In his book The Long Emergency as well as in many of his “Clusterfuck Nation Chronicles” James Howard Kunstler has made reference to the fact that Americans will engage in heroic efforts to salvage what he describes as “the greatest misallocation of resources in the history of the world”. In JHK’s conversation with K-MO on the latter’s C-Realm Podcast last week I was surprised not to hear that particular prediction, perhaps one of the few Kunstler has got spot-on, highlighted as an answer to the host’s query regarding the apparent delay of the Peak Oil Apocalypse.
Three local news and opinion items in particular jumped out at me this week displaying how, just in this one provincial community, these efforts might take shape. Rural communities in Western Massachusetts are dying. They survived and thrived during the initial stages of the deindustrialization and financialization of the regional economy by transitioning from centers of agriculture and small scale manufacturing into bedroom communities for the urban employment centers which remained nearby. The people who lived or still live in those locations are aging beyond the stage of life in which one has school age children and therefore school populations have collapsed. Economies of scale which existed at a certain level of population have disappeared and demand for exurban housing has weakened just enough that systems are wobbling.
Ideas are evolving into strategies, and strategies into legislation at the state level with proposals for increased funding for rural school districts, cash payments to remote workers willing to relocate, changes in infrastructure to promote demand for housing in rural areas, and incentives for creating jobs in sparsely populated areas all being actively discussed. From the outside it seems clear that the people promoting these initiatives are hoping to find a kind of Goldilocks Zone in which the policies attract just enough people to maintain a stable population with just the right amount of school age children to provide educational services with exactly the infrastructure that worked over the last 40 years while at the same time replacing lost businesses with precisely the sort of businesses that will provide a perfect level of employment; but not so much that their “rural character” is endangered. This is an Apollo 13 scenario.

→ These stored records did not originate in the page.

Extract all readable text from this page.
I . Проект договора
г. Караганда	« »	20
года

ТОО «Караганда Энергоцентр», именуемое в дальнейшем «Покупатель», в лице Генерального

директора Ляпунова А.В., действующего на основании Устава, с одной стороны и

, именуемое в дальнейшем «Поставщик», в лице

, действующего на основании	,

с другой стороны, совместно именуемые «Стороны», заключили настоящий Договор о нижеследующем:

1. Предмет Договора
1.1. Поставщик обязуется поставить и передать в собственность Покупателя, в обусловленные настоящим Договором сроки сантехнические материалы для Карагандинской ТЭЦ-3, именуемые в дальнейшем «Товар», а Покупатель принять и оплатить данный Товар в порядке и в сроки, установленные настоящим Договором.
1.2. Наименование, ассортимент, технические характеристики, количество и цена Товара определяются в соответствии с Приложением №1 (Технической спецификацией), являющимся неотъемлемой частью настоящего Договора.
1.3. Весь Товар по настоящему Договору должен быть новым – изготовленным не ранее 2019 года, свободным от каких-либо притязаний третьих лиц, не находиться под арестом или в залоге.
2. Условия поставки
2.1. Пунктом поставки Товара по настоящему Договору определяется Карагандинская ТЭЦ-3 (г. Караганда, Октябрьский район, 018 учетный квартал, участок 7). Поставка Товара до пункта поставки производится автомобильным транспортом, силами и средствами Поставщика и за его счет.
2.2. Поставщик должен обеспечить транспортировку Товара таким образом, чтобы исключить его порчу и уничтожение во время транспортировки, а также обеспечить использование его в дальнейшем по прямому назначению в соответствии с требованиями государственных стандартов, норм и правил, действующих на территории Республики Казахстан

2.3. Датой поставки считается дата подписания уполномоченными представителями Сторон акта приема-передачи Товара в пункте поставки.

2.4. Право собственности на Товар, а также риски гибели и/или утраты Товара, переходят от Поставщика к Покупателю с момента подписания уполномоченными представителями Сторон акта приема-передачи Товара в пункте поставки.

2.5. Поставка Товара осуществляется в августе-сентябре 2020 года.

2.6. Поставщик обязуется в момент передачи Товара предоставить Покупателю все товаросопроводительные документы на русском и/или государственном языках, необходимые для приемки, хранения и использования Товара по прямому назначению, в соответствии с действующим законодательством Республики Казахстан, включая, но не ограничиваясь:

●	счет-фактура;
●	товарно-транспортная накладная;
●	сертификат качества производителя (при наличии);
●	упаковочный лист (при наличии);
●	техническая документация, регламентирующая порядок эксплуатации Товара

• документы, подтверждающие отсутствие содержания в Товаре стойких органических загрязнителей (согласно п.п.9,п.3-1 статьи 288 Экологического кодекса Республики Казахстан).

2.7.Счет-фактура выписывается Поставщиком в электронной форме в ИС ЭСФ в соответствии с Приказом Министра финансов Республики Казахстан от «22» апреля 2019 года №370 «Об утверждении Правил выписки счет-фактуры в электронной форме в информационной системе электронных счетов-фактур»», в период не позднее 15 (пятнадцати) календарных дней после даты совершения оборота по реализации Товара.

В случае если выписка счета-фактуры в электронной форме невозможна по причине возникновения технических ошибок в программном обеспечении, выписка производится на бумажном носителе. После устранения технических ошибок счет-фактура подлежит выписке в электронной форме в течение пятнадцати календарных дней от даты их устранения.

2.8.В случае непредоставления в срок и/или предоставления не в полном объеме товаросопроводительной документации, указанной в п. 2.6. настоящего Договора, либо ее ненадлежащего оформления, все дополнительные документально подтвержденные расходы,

Incidentally, I add the demand that all of this change not change anything the current residents don’t want changed ( i.e. everything but their home values, level of service, and the demographic make-up of their community) based on news items like this one in which the existence of a Dollar General isn’t permitted because it doesn’t conform to the vision these people have for their community, or this little item requesting that rural residents be exempted from any mileage taxes given that they would be disproportionately, and in their minds unfairly, burdened by such a tax; why should people who use the roads most have to pay so much in user fees after all?
I want more of what makes my city a city in my city. The only person I’ve heard complain about the increased traffic from MGM is a lawyer with a nearby office who wants to be able to get to his suburban home without the inconvenience that, I kid you not, occasionally having to sit through a light might bring. Everyone else wants the proposed new hotels to open, the contractually obligatory market rate housing to be built, the proposed new retail and restaurants to begin construction, and for infill development to begin; these things give us all more of what we came here for.
You can criticize suburbanites for wanting their communities preserved in amber, but the “Hill People”; they want everyone and everything else to change in order to keep everything they love about living wild and free in the wilderness exactly as it is, but all the while demanding that everyone else pay to see to it that they not suffer any diminution of access to the aspects of civilization that they enjoy. I don’t hate the hinterlands, I actually love them for exactly what they are, if only the people who lived there felt the same way.
Reminds me of a favorite saying of mine:
“By ‘moving to the country,’ the suburbanites destroy the very thing they seek.”
I blame Thomas Jefferson.
He created this very civilized “rural” idyll outside Charlottesville (where he built his university) called Monticello.
It was actually very urban in its amenities, and of course, it required a legion of unpaid slaves to support it. But Goddammit, it was “in the country” and it was a “farm.”
Exactly. To me the classic example is John Denver’s “Rocky Mountain High”: “…more people, more scars upon the land…”
You mean people like you? Moving to the Rocky Mountains like you? Oh!
He’s John Denver, he had no choice but to move to Colorado!
My favorite local example is a nearby “rural” valley largely despoiled by 1970s-1980s McMansions. The residents were up in arms when a developer proposed a small subdivision that was in many respects better designed than their own semi-rural neighborhood. “Keep Green Valley rural” was the cry. Well, it is too late for that, you’all ruined it starting 40 years ago.